The reason we want to use polynomials is that any truncated series is basically a polynomial (sometimes with fractional and negative powers, though). We are using polys' ring structure because it is sparse and sparse representation along with the use of polynomial structure gives tremendous speed-up. I tried cos(a+b) for example. ring_series does not yet take a constant term so I had to separate them myself.

In [110]: R,x,y= ring('x,y',QQ[sin(a), cos(a)])

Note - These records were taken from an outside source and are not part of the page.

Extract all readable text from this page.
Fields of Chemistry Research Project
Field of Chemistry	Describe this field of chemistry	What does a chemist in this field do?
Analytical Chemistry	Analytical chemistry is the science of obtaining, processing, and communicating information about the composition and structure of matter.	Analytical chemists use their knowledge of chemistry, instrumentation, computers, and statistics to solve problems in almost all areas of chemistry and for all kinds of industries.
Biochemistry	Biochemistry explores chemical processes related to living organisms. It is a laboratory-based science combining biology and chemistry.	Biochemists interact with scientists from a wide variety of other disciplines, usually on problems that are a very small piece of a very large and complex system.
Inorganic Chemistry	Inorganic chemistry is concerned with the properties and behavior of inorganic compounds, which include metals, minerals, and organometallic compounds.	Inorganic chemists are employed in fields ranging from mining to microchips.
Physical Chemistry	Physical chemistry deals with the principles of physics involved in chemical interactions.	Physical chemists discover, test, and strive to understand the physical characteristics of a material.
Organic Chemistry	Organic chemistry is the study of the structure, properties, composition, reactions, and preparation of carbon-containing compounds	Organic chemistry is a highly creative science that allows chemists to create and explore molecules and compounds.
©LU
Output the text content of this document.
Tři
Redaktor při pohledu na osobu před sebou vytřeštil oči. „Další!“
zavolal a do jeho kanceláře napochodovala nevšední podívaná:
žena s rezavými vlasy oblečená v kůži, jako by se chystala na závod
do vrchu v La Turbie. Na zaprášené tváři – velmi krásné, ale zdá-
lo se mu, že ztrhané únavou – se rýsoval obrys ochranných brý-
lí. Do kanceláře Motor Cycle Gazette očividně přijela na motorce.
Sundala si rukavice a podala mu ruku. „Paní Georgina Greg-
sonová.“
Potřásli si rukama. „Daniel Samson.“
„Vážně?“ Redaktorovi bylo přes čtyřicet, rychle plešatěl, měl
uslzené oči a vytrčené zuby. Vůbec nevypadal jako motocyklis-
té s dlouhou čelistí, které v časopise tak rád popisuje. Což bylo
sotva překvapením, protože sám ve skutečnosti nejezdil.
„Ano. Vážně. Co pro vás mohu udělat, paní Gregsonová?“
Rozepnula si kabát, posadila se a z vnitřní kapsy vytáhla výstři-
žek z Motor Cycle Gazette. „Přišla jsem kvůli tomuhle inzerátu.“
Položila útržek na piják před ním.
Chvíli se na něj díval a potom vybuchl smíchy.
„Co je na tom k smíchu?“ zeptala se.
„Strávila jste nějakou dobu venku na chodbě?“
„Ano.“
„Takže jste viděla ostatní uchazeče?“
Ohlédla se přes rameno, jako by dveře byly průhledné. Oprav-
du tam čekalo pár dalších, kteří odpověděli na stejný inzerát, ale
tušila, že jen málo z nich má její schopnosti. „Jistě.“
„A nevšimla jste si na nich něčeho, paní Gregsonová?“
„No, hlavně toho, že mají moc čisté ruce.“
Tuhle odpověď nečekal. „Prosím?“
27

In [111]: %timeit cos(a)*rs_cos(x,x,200) - sin(a)*rs_sin(x,x,200)
10 loops, best of 3: 21.5 ms per loop

In [112]: %timeit cos(a+b).series(a,0,200)
1 loops, best of 3: 6.8 s per loop

I am wondering if it is possible to have a generator as the coefficient. The ring I am currently using doesnt seem to allow that.

Thank you for the code. It will be very helpful when I port it to symengine.

Isuru Fernando
@isuruf
Jun 22 2015 18:26
@certik, shall I put python files in symengine/python?